The underlying principle that distinguishes charity from theft is the willingness of the person the money is being taken from. The underlying principle that distinguishes taxation from theft is whether the people the money is being taken from is being used to benefit them directly and their willingness to pay it.

It should be very emphatically stressed that it is impossible to use taxation as charity. If you do not pay your taxes, which will end up paying for Joe's mother's expensive medication, and persist with that attitude for any length of time, nice men with guns will sooner or later show up at your door, incarcerate you, confiscate your property, seize and liquidate your assets, then use it to pay for Joe's mother's medication anyway. You might as well just let Joe hold you up at gunpoint and be done with it for all the difference it would make. I could make the argument that it might be better this way, because it would give the government less chance to take and waste their share through graft, but again I digress.
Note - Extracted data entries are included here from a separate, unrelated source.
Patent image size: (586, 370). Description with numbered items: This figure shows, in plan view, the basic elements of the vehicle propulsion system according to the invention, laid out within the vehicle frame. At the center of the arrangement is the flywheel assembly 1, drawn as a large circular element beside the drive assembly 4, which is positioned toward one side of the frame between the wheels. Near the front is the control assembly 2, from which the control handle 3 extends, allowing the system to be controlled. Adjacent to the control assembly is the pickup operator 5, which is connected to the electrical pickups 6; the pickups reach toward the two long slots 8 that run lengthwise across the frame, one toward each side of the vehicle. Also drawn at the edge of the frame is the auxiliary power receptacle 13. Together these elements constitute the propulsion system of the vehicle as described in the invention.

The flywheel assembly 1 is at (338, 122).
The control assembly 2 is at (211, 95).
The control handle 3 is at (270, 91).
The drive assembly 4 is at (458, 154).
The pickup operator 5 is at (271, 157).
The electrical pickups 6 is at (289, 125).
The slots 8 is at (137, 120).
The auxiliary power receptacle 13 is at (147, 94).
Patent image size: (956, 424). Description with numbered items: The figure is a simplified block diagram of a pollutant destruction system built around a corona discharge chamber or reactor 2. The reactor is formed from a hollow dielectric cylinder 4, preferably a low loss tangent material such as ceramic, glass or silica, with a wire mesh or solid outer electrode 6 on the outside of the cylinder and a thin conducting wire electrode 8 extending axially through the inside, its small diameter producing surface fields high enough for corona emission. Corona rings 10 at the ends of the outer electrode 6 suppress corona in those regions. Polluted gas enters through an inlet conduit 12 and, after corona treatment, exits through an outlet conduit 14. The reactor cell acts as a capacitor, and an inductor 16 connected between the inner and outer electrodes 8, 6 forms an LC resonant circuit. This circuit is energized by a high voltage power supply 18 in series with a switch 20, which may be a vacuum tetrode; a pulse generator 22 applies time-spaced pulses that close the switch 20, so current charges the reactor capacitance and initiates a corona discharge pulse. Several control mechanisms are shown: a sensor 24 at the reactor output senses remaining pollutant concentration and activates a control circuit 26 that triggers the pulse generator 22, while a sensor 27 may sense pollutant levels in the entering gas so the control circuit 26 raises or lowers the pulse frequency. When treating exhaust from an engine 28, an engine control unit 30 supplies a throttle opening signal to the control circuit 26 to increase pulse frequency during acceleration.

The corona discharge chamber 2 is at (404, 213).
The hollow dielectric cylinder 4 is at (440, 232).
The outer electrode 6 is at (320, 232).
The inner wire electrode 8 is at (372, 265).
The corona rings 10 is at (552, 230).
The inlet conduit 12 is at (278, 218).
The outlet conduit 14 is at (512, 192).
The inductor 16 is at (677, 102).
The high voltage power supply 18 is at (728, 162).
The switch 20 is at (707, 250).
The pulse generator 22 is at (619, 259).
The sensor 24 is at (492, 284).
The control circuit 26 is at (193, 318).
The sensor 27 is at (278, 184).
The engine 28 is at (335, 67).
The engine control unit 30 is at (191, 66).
Charity, by its own definition, implies the freedom of choice to give it. Otherwise the definition is violated and it becomes theft.

So thus, I come to the point of my meme. "Socialism is the consideration that large groups of people have the right to take what they want from small groups of people." In other words, by theft and threatened use of force, they take what they want from people who are forced to pay through no individual choice of their own, for benefits they will never experience directly, to other people who have no connection to them. And very often the people in the government, who drive the idea of socialism into a society, do so with the end goal of lining their own pockets through graft, rather than using the money to benefit the entire society they are taking it from. However that is a whole different can of worms and not exactly the point of this article.

The bottom line is that socialism cannot exist without institutionalized theft.